Topical photosensitizers and their combination
with lasers have allowed PDT to be used in cutaneous
diseases. PDT is now a treatment option for actinic
keratoses (AK) and is rapidly becoming an established
option for treating non-hyperkeratonic AKs. Traditionally,
blue light of 430nm and red light of 630nm have
been used. The treatment effects of pulse dye laser,
at wave lengths of 580nm, 595nm and 600nm, and
incoherent light sources of wave lengths 580nm
to 740nm, on human keratinocytes treated with the
topical photosensitizer ALA was compared. It was
found that PDL at 585nm and incoherent light sources
produced the maximum cytotoxic effects. It was
inferred that PDL may be as effective as continuous
light at 28 days after treatment.
The safety and efficacy of 595nm PDL in AK treatment,
was evaluated on 41 patients, 3 hours and 14 to
18 hours after the incubation of 20% 5-ALA sensitizer.
On the average, lesion clearance per patient was
90%, which compared favorably with lesion clearance
by other treatments. In addition, treatment time
was less, discomfort was minimal and the post operative
erythema cured in five to six days. Importantly,
it was the first study to show that short incubation
period was as effective as a long one.
At present, several research groups are engaged
in evaluating differences between various light
sources and ALA-PDT in the treatment of AK. In
one study, treatment of AK by ALA-PDT was compared
with the treatment by 5-fluorouracil, in order
to assess the efficacy and tolerance of these
two therapies. The subjects in the study were
17 patients with dorsa of the hands. At six months
follow up, no statistically significant difference
was noted in the extent of clearance of the lesions
by these two treatments.
In another prospective randomized study, the results
of AK treatment by cryotherapy with two passes
were compared to red light- PDT using methyl ALA
as photosensitizer. It was found that patients
treated with cryotherapy gave, by and large, a
marginally better response. However, the cosmetic
appearance and patient satisfaction was significantly
higher in PDT patients. The inference drawn was
that a repeat PDT would improve on the results.
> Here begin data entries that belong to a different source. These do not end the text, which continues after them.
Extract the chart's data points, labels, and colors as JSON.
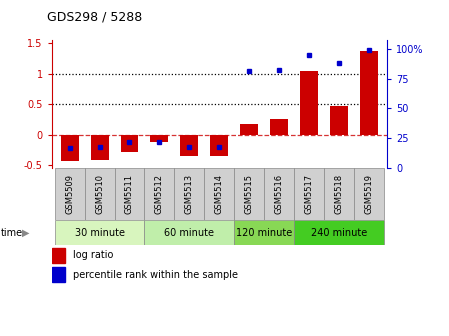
{
  "title": "GDS298 / 5288",
  "samples": [
    "GSM5509",
    "GSM5510",
    "GSM5511",
    "GSM5512",
    "GSM5513",
    "GSM5514",
    "GSM5515",
    "GSM5516",
    "GSM5517",
    "GSM5518",
    "GSM5519"
  ],
  "log_ratio": [
    -0.44,
    -0.42,
    -0.28,
    -0.13,
    -0.35,
    -0.36,
    0.18,
    0.25,
    1.04,
    0.47,
    1.37
  ],
  "percentile": [
    17,
    18,
    22,
    22,
    18,
    18,
    81,
    82,
    95,
    88,
    99
  ],
  "groups": [
    {
      "label": "30 minute",
      "indices": [
        0,
        1,
        2
      ],
      "color": "#d8f5be"
    },
    {
      "label": "60 minute",
      "indices": [
        3,
        4,
        5
      ],
      "color": "#c0eeaa"
    },
    {
      "label": "120 minute",
      "indices": [
        6,
        7
      ],
      "color": "#88d855"
    },
    {
      "label": "240 minute",
      "indices": [
        8,
        9,
        10
      ],
      "color": "#44cc22"
    }
  ],
  "bar_color": "#cc0000",
  "dot_color": "#0000cc",
  "ylim_left": [
    -0.55,
    1.55
  ],
  "ylim_right": [
    0,
    107
  ],
  "yticks_left": [
    -0.5,
    0.0,
    0.5,
    1.0,
    1.5
  ],
  "ytick_labels_left": [
    "-0.5",
    "0",
    "0.5",
    "1",
    "1.5"
  ],
  "yticks_right": [
    0,
    25,
    50,
    75,
    100
  ],
  "ytick_labels_right": [
    "0",
    "25",
    "50",
    "75",
    "100%"
  ],
  "hlines": [
    0.5,
    1.0
  ],
  "zero_line_y": 0.0,
  "background_color": "#ffffff",
  "sample_box_color": "#d0d0d0",
  "sample_box_edge": "#888888"
}
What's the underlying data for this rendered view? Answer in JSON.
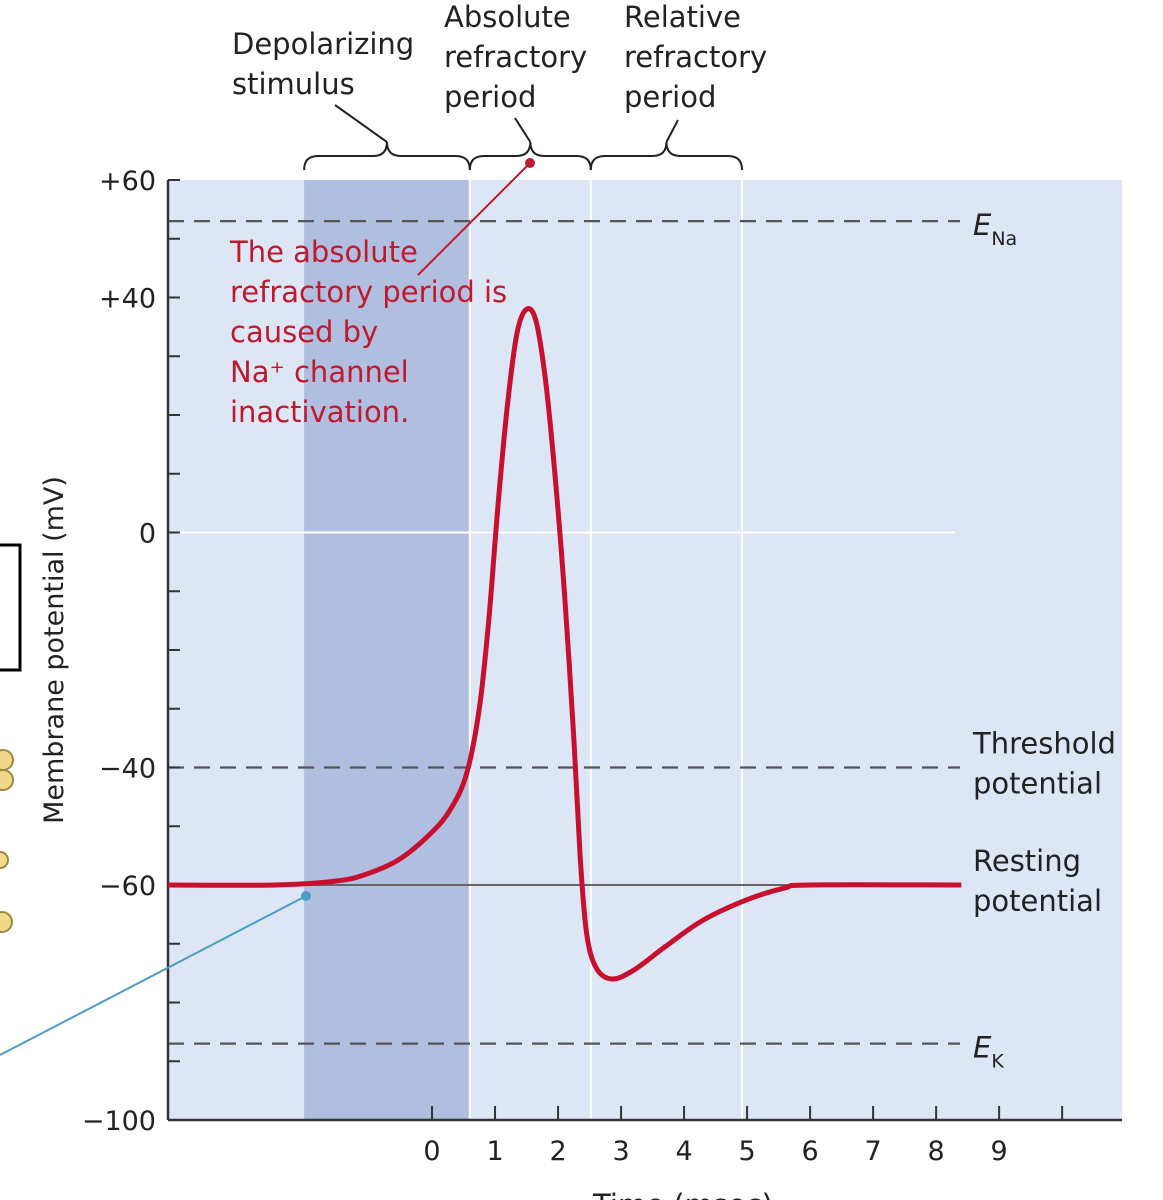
{
  "chart_data": {
    "type": "line",
    "title": "",
    "xlabel": "Time (msec)",
    "ylabel": "Membrane potential (mV)",
    "xlim": [
      -4.19,
      10.95
    ],
    "ylim": [
      -100,
      60
    ],
    "x_ticks": [
      "0",
      "1",
      "2",
      "3",
      "4",
      "5",
      "6",
      "7",
      "8",
      "9"
    ],
    "y_tick_labels": [
      "+60",
      "+40",
      "0",
      "−40",
      "−60",
      "−100"
    ],
    "y_tick_values": [
      60,
      40,
      0,
      -40,
      -60,
      -100
    ],
    "series": [
      {
        "name": "Action potential",
        "color": "#c8102e",
        "x": [
          -4.19,
          -2.5,
          -1.5,
          -1,
          -0.5,
          0,
          0.3,
          0.55,
          0.75,
          0.9,
          1.05,
          1.2,
          1.35,
          1.5,
          1.65,
          1.8,
          1.95,
          2.1,
          2.25,
          2.35,
          2.45,
          2.6,
          2.85,
          3.2,
          3.7,
          4.3,
          5,
          5.6,
          6,
          8.4
        ],
        "y": [
          -60,
          -60,
          -59.3,
          -58,
          -55.5,
          -51,
          -47,
          -41,
          -30,
          -15,
          5,
          22,
          34,
          38,
          36,
          26,
          10,
          -10,
          -35,
          -55,
          -68,
          -74,
          -76,
          -74.5,
          -70.5,
          -66,
          -62.5,
          -60.5,
          -60,
          -60
        ]
      }
    ],
    "reference_lines": [
      {
        "label": "E",
        "sub": "Na",
        "value": 53
      },
      {
        "label": "Threshold potential",
        "lines": [
          "Threshold",
          "potential"
        ],
        "value": -40
      },
      {
        "label": "Resting potential",
        "lines": [
          "Resting",
          "potential"
        ],
        "value": -60
      },
      {
        "label": "E",
        "sub": "K",
        "value": -87
      }
    ],
    "regions": [
      {
        "label": "Depolarizing stimulus",
        "lines": [
          "Depolarizing",
          "stimulus"
        ],
        "from": -2.03,
        "to": 0.6
      },
      {
        "label": "Absolute refractory period",
        "lines": [
          "Absolute",
          "refractory",
          "period"
        ],
        "from": 0.6,
        "to": 2.52
      },
      {
        "label": "Relative refractory period",
        "lines": [
          "Relative",
          "refractory",
          "period"
        ],
        "from": 2.52,
        "to": 4.92
      }
    ],
    "annotation": {
      "lines": [
        "The absolute",
        "refractory period is",
        "caused by",
        "Na⁺ channel",
        "inactivation."
      ]
    },
    "colors": {
      "background": "#dce6f5",
      "stimulus": "#b0bfe0",
      "curve": "#c8102e",
      "annotation": "#c0182d",
      "pointer": "#4a9cc9"
    }
  }
}
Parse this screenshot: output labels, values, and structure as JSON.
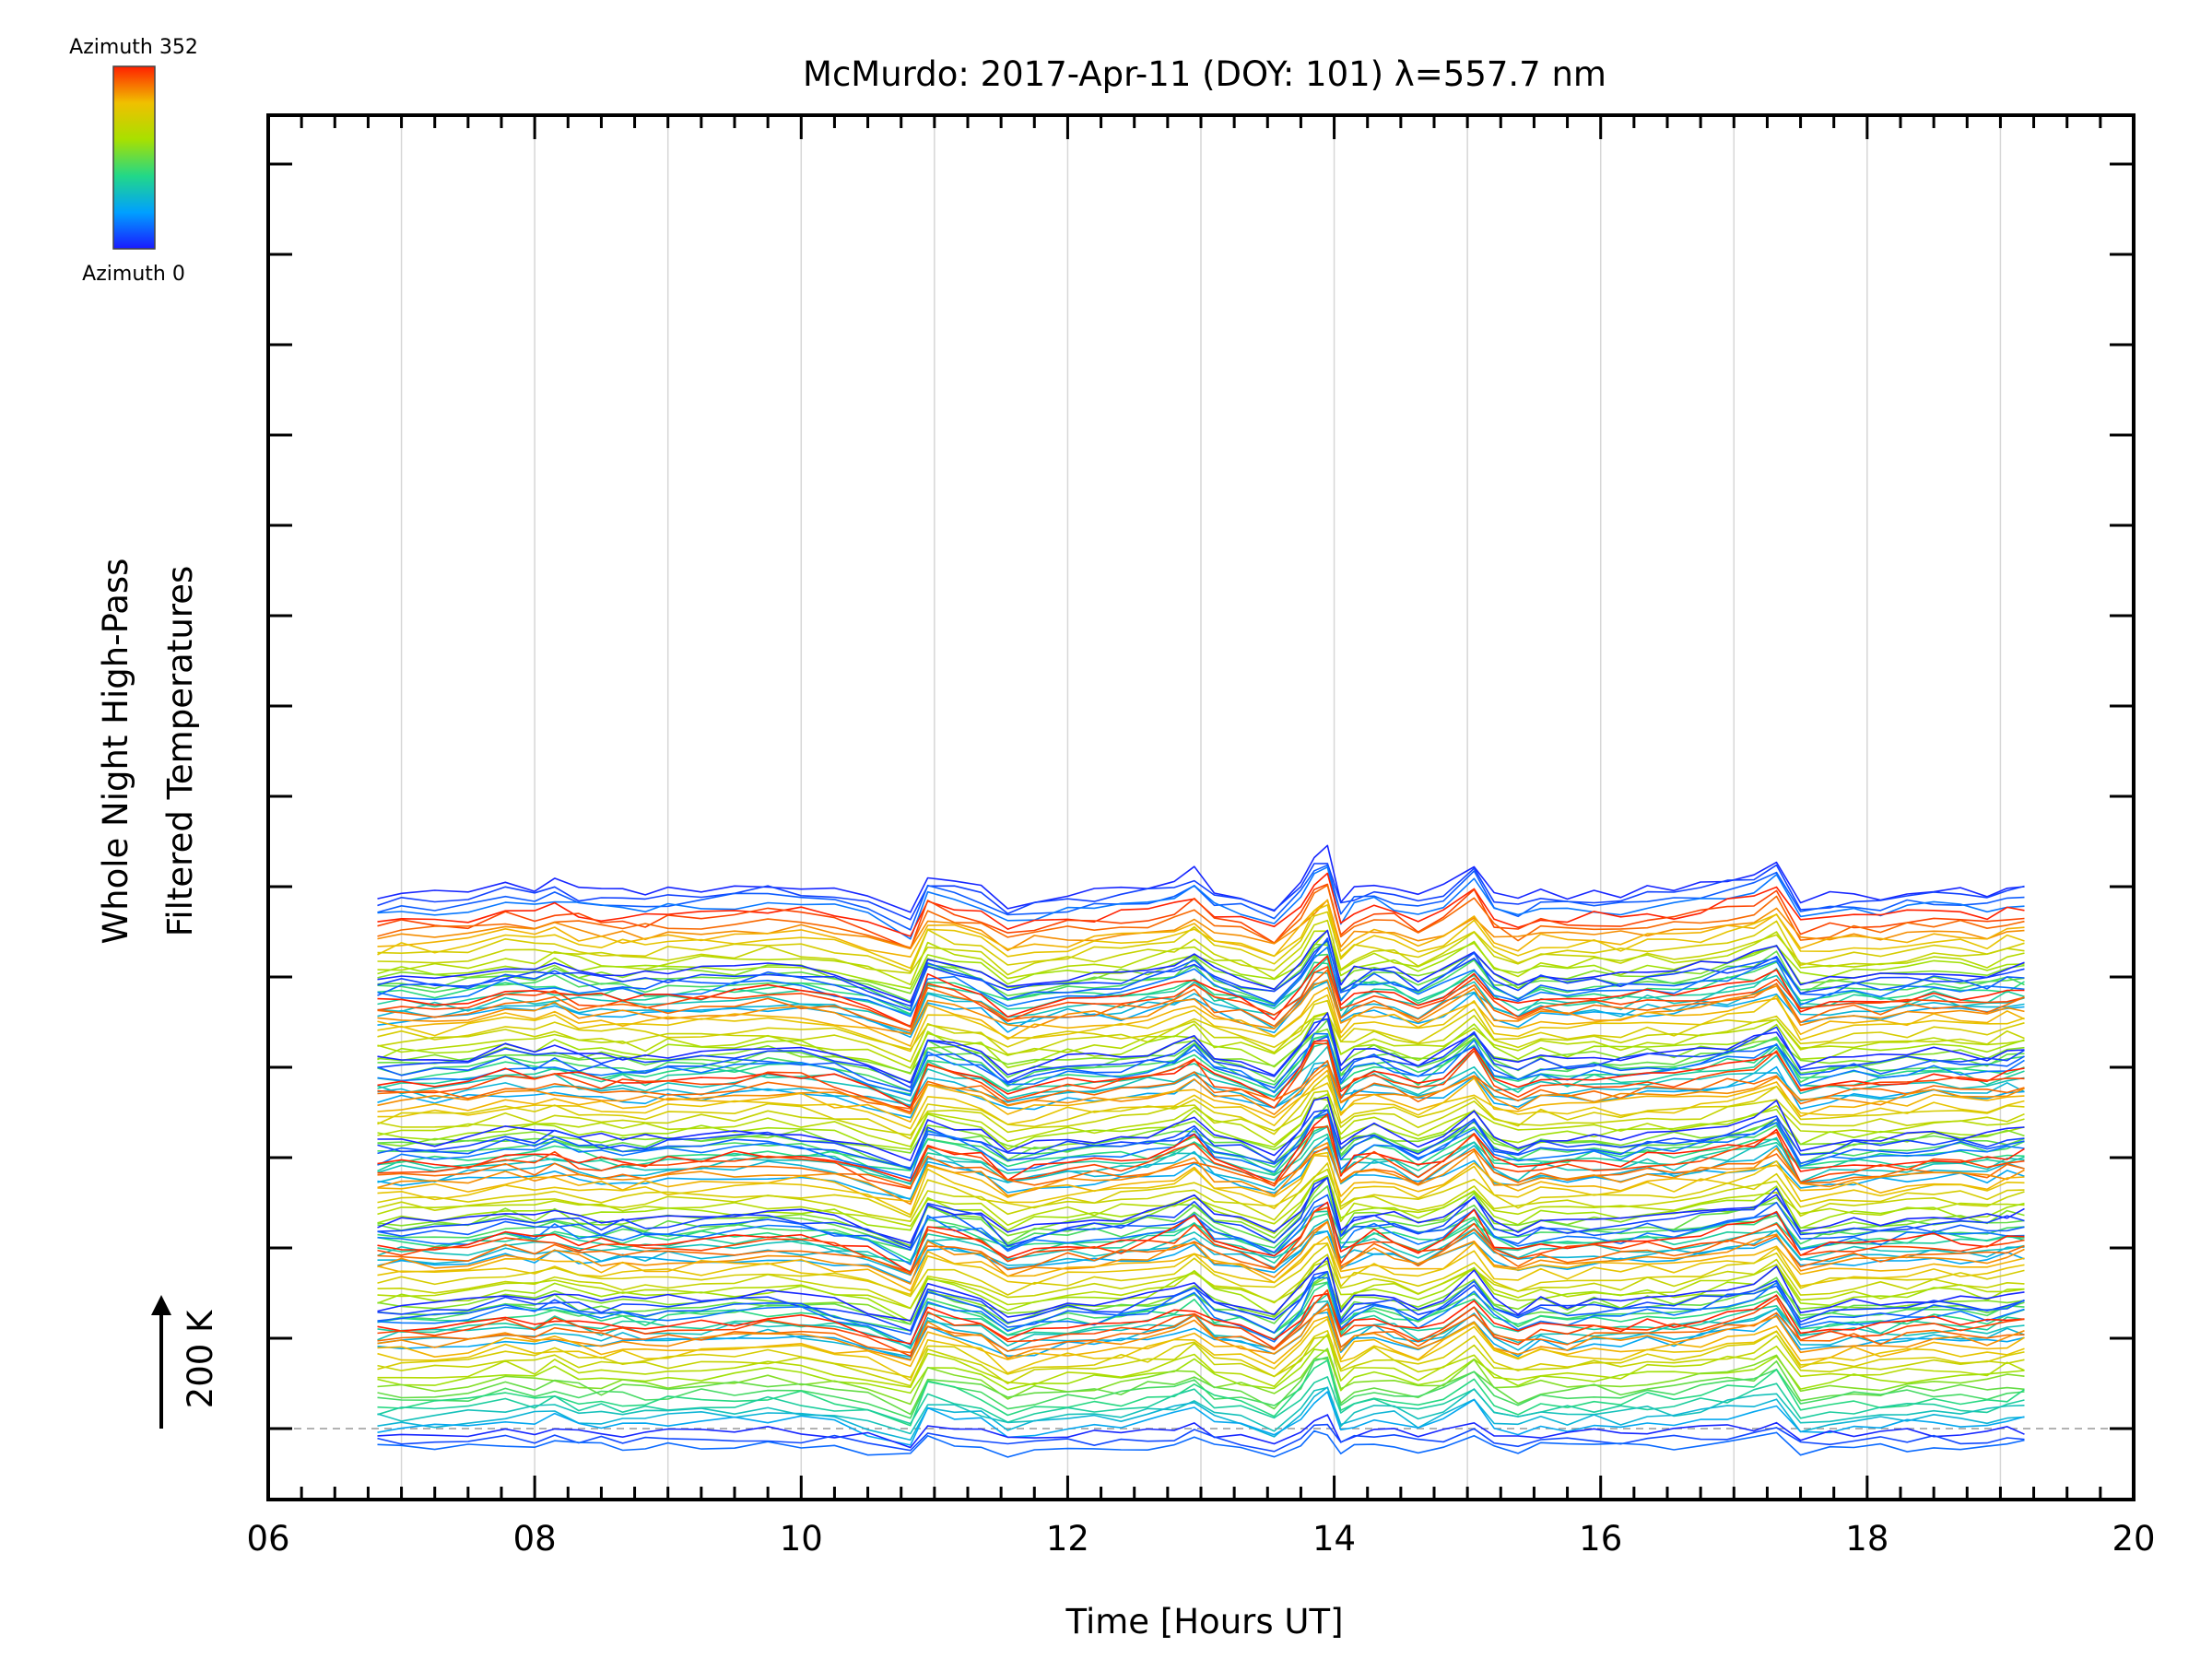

Investigation was also conducted on ALA-PDT treatment
of AK using a large field incoherent light. 78%
of the lesions remained clear at one year. The
side effects included pain, superficial ulceration,
infection and dyschromia.
A type of PDT is photodynamic rejuvenation where
the distinguishing feature is the use of intense
pulse laser (IPL). In one study, two treatments
of ALA-IPL gave 87% clearance in three months.
Other studies reported fewer clearances. So far,
this treatment has given variable results.